Biree Andemariam, MD: Matt, I’m going to have you pick up here from what Nirmish [Shah], and Elena [Saah] were saying. Let’s talk about the different pathways, like pyruvate kinase R [PKR] 2,3 DPG [disphosphoglycerate]. What’s the role of ATP [adenosine triphosphate]? What’s the role of 2,3 DPG and hemoglobin oxygen affinity? Is there any interplay, when thinking about biochemistry of PKR and 2,3 DPG? What are your thoughts on that?
Matthew M. Heeney, MD: In the glycolytic pathway, the Embden-Meyerhof-Parnas pathway, the red blood cell gets its energy because, as Elna told us, there’s no nucleus anymore. There are no mitochondria. There’s no other way to get ATP. The red blood cells need that ATP desperately to maintain their membranes and the ionic borders of the membranes and to keep them appropriate and separate.
In this glycolytic pathway, there’s a side shunt, the Rapoport-Luebering shunt, which produces 2,3 DPG. This molecule plays an important role in the normal physiology of the 2,3 DPG. When it’s bound to hemoglobin, it allosterically stabilizes it in the tense conformation. That decreases the hemoglobin affinity for oxygen, as Nirmish described. And so under certain states, 2,3 DPG can be very useful. In stress and by decreasing the amount of 2,3 DPG, you can increase or decrease the oxygen affinity. This is how the body can manage this in certain stress states.

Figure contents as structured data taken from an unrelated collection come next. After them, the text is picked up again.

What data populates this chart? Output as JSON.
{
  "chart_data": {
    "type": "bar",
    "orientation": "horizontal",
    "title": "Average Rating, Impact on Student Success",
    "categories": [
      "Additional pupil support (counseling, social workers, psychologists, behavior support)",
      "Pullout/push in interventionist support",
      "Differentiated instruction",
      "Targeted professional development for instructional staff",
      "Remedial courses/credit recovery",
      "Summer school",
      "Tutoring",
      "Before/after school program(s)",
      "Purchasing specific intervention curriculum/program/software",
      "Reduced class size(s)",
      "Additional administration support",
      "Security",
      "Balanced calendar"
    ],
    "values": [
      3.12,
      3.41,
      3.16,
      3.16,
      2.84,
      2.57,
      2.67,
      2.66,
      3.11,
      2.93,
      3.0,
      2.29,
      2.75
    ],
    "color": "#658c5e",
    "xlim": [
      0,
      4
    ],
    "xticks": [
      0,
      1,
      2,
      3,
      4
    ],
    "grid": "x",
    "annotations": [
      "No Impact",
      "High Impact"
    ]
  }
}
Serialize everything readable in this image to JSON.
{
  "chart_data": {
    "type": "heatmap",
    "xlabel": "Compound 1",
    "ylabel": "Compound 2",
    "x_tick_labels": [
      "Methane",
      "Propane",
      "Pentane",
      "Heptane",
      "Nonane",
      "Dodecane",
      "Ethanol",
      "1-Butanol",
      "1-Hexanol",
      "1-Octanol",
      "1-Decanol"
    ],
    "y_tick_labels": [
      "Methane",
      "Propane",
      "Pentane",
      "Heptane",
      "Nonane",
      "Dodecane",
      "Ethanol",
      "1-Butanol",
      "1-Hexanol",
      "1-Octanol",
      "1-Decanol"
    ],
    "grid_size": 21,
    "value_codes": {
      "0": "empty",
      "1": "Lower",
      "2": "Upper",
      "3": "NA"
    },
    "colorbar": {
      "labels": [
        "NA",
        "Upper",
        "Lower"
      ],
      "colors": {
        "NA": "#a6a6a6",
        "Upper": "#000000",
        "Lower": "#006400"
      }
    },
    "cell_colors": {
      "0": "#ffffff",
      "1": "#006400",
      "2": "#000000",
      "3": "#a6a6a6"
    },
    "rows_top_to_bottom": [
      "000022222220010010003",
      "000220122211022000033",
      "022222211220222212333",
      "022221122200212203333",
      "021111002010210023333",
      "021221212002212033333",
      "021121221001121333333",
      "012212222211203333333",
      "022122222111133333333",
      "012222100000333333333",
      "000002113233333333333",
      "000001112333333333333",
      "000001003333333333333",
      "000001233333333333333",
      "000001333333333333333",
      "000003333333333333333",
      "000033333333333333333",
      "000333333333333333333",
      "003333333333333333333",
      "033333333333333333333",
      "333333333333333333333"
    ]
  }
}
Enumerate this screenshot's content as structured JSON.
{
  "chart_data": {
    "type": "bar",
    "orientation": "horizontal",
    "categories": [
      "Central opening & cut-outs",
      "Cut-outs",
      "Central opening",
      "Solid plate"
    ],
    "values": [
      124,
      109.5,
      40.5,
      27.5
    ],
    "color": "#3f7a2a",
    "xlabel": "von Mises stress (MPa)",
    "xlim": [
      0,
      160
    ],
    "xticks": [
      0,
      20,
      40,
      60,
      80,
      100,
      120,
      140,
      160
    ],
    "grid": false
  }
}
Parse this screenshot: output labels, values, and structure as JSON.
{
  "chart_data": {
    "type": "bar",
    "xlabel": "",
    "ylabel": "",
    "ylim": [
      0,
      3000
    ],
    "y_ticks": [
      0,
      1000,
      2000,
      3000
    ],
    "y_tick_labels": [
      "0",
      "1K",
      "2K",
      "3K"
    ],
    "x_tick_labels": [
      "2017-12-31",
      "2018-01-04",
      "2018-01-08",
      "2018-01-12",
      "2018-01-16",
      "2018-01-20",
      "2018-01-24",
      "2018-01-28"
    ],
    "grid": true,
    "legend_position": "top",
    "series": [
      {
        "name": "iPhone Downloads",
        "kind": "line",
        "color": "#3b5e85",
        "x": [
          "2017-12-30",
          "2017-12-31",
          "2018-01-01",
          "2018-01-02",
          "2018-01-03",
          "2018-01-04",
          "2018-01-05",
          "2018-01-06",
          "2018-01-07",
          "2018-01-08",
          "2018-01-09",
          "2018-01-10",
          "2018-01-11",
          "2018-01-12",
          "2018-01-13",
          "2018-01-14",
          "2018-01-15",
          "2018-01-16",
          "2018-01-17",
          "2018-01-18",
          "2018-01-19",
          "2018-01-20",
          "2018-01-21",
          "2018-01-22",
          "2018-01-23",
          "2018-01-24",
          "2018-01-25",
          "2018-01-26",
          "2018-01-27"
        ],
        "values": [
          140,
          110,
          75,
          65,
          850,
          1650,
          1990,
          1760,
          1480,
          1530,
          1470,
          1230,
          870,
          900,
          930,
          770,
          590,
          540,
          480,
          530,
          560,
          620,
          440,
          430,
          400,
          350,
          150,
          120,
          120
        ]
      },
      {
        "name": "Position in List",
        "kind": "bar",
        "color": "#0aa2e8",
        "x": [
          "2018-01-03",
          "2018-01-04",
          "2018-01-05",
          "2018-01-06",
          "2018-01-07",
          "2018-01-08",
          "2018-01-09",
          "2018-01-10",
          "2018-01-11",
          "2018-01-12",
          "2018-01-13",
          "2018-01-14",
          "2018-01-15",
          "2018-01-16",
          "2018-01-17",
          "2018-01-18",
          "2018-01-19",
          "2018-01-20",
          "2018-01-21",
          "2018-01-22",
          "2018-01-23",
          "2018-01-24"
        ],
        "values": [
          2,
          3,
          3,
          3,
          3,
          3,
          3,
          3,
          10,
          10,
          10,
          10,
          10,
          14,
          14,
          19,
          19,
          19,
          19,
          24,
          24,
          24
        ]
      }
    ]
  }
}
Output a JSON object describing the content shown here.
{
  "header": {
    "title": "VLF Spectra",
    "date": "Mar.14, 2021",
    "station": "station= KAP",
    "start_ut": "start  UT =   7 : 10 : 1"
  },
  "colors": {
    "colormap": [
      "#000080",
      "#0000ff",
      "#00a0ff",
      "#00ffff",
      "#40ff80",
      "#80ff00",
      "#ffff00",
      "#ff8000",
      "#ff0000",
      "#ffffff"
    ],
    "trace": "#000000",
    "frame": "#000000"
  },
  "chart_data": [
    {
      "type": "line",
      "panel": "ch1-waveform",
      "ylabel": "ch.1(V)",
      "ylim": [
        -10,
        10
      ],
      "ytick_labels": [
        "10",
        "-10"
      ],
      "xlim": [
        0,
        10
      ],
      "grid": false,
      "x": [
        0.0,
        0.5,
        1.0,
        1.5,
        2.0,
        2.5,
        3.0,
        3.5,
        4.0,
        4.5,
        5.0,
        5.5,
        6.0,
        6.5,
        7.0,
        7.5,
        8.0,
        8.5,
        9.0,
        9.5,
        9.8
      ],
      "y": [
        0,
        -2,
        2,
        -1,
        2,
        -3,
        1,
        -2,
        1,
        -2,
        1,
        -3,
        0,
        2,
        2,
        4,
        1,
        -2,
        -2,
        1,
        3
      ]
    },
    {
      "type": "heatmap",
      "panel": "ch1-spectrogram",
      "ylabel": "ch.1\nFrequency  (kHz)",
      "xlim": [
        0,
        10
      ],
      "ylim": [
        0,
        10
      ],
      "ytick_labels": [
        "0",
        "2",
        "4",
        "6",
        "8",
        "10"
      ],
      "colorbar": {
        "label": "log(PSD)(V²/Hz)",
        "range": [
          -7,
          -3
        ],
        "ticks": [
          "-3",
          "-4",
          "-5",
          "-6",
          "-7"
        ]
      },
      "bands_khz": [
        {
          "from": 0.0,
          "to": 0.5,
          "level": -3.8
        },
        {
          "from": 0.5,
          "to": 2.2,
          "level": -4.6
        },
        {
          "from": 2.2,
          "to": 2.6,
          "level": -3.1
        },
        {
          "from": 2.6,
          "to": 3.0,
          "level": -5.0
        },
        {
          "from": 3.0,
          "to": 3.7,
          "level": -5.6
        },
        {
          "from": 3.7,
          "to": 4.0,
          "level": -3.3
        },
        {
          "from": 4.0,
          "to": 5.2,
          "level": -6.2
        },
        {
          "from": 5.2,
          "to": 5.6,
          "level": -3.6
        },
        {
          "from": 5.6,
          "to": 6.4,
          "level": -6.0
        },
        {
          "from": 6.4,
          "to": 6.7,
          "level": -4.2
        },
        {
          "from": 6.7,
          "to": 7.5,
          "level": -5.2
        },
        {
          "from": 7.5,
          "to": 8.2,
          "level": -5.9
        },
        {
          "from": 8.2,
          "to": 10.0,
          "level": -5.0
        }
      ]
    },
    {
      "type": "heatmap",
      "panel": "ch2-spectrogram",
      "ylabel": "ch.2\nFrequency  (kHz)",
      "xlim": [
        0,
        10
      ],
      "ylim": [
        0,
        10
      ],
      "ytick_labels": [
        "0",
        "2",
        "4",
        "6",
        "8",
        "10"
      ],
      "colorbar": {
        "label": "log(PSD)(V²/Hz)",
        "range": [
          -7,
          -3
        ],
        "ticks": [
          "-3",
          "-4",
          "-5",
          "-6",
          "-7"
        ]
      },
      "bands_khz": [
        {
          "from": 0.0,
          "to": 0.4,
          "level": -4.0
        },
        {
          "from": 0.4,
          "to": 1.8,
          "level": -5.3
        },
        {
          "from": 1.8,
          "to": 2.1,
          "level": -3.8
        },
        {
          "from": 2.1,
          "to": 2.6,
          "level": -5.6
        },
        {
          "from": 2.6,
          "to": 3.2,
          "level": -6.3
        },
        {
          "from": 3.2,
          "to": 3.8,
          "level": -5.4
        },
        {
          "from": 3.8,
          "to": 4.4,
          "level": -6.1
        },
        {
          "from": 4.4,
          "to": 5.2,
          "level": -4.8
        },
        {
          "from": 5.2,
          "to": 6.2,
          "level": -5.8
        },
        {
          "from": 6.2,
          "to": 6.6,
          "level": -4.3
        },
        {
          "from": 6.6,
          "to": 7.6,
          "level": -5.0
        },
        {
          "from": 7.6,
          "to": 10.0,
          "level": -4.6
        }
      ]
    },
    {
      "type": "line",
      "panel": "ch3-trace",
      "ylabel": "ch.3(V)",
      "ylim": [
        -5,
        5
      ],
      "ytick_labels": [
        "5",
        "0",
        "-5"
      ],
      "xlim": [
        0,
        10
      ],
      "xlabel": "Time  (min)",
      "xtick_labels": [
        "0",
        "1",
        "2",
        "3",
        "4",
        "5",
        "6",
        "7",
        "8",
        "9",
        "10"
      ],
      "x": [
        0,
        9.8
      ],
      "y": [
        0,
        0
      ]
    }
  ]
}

But therapeutically, we can potentially modulate this by increasing the flux through the glycolytic pathway. This produces not only more ATP, which red blood cells may find helpful in times of stress, but also alters that oxygen dissociation curve. In this case, our goal is to shift the curve to the left, and increase oxygen affinity, in a training attempt to try and increase hemoglobin in sustainable monopolies such as sickle cell [disease]. This pathway is now manipulatable. Using a lot of these small molecule allosteric modifiers is potentially a novel way of doing so.
Biree Andemariam, MD: I like your term: manipulatable. That’s a preview of what we’re going to talk about next as we get into unhealthy red blood cells. Thank you.